Péju doesn’t simply condemn Frink, though. He does a very nice job of showing us Frink’s disorder and how it influenced him. He was a sad child who got nothing but scorn from his father and wishi-washiness from his mother. Doris, his first wife, simply decides his direction in life, and although it’s clear he might simply drift if she doesn’t do it for him, it’s still not his choice. Angelica comes onto him extremely strongly, and Frink, as we’ve seen with Doris, doesn’t know how to handle an aggressive woman. Even when he finds some measure of peace, his undiagnosed illness torments him, and his life ends rather sadly. There’s a tragic inevitability to Frink’s life – he obviously couldn’t handle the real world, yet he had no outlet for his desires, as his artistic talent was drummed out of him at an early age. Frink might not do better today, but at least we know a bit more about the brain today than we did a hundred years ago. Péju doesn’t really condemn the times or Freud, simply show that someone like Frink – and even someone like Angelica, who’s not quite as bad off as Frink is – was beyond the comprehension of the people of the era. Such is life.

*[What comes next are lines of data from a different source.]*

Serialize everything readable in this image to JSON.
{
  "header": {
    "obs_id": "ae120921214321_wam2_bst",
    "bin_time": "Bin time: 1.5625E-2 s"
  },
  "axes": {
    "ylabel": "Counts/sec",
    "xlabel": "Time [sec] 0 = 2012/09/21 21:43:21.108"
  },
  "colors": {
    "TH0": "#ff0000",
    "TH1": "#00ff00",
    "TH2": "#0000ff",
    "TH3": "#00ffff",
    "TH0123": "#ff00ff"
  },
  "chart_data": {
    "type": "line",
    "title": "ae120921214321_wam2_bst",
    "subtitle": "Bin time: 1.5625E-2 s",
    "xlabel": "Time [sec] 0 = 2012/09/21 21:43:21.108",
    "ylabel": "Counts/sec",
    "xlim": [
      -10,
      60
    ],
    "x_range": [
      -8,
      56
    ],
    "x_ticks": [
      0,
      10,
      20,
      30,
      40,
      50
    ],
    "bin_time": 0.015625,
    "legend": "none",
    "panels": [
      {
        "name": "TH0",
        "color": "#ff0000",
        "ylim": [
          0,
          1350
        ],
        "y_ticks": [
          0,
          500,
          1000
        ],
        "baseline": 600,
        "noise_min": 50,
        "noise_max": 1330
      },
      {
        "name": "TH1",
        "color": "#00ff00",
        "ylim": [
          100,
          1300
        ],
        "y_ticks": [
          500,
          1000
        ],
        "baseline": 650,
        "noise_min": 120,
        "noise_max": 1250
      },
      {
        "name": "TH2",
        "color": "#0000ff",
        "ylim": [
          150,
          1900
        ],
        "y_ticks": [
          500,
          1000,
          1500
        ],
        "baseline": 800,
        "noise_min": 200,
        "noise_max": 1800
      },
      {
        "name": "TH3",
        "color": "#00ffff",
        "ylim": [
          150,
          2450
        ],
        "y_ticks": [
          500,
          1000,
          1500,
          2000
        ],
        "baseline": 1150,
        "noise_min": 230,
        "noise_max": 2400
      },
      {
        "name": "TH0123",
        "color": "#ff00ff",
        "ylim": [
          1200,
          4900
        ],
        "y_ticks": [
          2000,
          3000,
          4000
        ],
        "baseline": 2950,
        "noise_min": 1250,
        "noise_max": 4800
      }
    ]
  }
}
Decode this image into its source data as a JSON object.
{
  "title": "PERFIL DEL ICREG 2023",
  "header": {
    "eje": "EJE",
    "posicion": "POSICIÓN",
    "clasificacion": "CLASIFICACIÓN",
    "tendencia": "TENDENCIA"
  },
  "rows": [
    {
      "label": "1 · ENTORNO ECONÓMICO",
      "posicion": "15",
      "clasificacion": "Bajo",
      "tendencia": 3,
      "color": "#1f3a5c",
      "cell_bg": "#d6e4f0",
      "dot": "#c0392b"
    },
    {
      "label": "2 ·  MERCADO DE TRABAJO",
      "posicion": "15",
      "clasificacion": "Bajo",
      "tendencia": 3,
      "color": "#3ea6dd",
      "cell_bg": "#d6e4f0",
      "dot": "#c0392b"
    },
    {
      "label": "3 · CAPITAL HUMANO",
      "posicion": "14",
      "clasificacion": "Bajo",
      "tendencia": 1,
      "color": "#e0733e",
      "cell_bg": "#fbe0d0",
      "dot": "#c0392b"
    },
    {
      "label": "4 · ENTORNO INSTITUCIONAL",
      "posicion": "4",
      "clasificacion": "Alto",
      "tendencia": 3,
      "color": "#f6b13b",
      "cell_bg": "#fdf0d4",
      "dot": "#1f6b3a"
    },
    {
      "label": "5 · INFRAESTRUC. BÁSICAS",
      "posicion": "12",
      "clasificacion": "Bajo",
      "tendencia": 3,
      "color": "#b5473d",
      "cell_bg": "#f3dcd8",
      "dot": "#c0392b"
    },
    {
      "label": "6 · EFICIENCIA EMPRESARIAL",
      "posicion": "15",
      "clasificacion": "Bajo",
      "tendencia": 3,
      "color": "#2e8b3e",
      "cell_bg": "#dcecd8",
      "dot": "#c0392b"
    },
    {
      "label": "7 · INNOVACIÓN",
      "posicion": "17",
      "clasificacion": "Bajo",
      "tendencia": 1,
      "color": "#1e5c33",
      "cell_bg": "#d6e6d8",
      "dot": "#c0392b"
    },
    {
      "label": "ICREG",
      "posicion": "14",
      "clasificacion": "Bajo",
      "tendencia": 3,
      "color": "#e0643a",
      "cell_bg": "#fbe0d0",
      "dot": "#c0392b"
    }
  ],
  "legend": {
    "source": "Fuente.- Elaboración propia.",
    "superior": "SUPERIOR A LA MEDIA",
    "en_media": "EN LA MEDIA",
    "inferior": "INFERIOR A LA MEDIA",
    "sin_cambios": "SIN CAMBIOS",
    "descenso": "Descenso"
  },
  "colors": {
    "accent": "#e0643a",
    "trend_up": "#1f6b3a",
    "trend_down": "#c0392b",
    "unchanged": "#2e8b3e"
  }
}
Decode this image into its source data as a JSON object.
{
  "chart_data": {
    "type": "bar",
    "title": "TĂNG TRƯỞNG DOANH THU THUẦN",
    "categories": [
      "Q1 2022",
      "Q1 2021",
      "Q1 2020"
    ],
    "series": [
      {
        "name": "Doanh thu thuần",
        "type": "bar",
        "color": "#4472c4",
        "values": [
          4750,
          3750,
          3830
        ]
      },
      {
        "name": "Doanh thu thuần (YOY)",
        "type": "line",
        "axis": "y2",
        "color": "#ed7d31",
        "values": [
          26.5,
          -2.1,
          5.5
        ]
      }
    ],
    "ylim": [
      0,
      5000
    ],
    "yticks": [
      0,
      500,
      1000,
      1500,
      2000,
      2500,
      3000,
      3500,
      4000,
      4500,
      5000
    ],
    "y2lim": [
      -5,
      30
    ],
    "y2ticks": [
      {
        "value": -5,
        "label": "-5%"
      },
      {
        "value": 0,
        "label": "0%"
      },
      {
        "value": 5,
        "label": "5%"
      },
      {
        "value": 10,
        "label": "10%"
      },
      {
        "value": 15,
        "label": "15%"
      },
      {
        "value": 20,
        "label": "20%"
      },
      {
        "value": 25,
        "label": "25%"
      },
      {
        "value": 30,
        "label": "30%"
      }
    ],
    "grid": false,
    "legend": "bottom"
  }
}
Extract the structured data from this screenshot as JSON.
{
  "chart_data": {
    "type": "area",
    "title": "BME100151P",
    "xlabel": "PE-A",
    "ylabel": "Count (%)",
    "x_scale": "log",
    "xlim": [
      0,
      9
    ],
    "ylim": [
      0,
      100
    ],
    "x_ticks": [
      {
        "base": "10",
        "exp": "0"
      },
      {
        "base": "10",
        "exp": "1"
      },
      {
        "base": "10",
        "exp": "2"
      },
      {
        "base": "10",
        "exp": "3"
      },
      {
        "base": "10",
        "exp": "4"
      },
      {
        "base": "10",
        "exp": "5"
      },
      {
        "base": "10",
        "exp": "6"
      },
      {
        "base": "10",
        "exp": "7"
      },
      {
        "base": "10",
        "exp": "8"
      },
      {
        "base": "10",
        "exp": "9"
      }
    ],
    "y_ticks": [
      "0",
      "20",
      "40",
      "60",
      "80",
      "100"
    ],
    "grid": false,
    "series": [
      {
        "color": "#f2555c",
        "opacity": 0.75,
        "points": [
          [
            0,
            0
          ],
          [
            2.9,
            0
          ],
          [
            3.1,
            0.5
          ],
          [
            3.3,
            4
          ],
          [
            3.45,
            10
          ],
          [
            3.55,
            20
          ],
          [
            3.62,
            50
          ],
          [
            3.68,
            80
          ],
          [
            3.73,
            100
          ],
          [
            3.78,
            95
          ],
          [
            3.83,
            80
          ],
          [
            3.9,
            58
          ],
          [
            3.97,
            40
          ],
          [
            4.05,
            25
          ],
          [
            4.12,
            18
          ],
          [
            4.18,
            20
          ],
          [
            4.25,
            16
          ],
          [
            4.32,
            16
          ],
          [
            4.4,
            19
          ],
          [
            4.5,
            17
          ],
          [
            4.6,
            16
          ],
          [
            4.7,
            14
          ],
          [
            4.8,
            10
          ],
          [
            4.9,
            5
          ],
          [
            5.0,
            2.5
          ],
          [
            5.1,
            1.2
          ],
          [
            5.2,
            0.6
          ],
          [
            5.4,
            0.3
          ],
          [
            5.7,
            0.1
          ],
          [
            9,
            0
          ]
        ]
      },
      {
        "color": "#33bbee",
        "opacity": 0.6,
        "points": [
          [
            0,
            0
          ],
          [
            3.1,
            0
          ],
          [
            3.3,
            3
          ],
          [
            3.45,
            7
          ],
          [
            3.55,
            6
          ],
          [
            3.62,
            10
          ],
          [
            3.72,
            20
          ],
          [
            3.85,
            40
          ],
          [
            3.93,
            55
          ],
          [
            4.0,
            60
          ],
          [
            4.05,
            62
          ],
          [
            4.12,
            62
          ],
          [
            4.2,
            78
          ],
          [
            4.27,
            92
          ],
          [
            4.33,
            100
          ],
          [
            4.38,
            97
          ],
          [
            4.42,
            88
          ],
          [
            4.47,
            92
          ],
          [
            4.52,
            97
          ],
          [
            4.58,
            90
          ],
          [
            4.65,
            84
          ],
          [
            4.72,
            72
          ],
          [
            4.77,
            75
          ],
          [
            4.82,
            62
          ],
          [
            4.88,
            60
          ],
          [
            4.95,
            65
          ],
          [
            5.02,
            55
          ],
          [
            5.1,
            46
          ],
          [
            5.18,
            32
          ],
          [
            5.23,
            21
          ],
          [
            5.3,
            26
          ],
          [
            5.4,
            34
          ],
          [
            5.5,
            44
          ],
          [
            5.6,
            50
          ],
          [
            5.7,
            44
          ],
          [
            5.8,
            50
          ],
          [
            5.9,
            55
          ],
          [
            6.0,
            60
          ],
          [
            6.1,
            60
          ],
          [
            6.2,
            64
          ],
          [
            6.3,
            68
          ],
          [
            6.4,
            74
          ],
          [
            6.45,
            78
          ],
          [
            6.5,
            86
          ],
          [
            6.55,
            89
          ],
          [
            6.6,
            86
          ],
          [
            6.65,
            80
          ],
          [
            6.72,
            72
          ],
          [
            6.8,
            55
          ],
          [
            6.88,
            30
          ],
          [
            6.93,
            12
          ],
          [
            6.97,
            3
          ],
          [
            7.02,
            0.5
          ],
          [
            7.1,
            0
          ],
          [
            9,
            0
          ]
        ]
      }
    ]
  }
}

Richerand’s art is terrific, giving us a nice sense of the time period and the turmoil in Frink’s soul. He has a delicate line that’s very precise, one he can soften just a bit to add a bit of nuance to the drawings, and he has to create a lot of different characters, both real and imagined, and he does a very good job with it. When Freud comes to New York, there’s a marvelous sense of the grandeur of the place, so unlike Vienna, but also the chaos of it all, which bothers Freud. When Frink visits Europe, Richerand does an excellent job having the long history of the place bear down on him, almost to the point of suffocation. When Frink goes out West or into the wilderness, Richerand opens up the vistas more and gives us a good sense of why Frink would gravitate toward those places. He also does an excellent job showing how Frink sees the world, with people blending together, monsters crawling through windows, Egpytian deities speaking to him, and other odd things that make his world far scarier than those around him can understand. Richerand uses thick inks in many places to add weight to his thin lines, but he also does it because often he doesn’t erase pencil lines, so they show up as “ghost” images, almost, adding to the unreality of Frink’s visions. His grayscale work is superb, too, adding some heft to the drawings and making it less of Freud’s black-and-white world and more of Frink’s morally ambiguous world. Even some of his “regular” people are scary – he draws both Frink’s father and Angelica’s husband as slightly unreal monsters, as Frink probably perceives them, making their objections to his line of work more sinister. It’s a really beautiful book.
This is a good comic, although at times it does feel like a simple recitation of events and at other times it feels like Péju skips over some important stuff. It’s a bit unwieldy, therefore, but it’s still a gripping read, wonderfully drawn. Give it a look!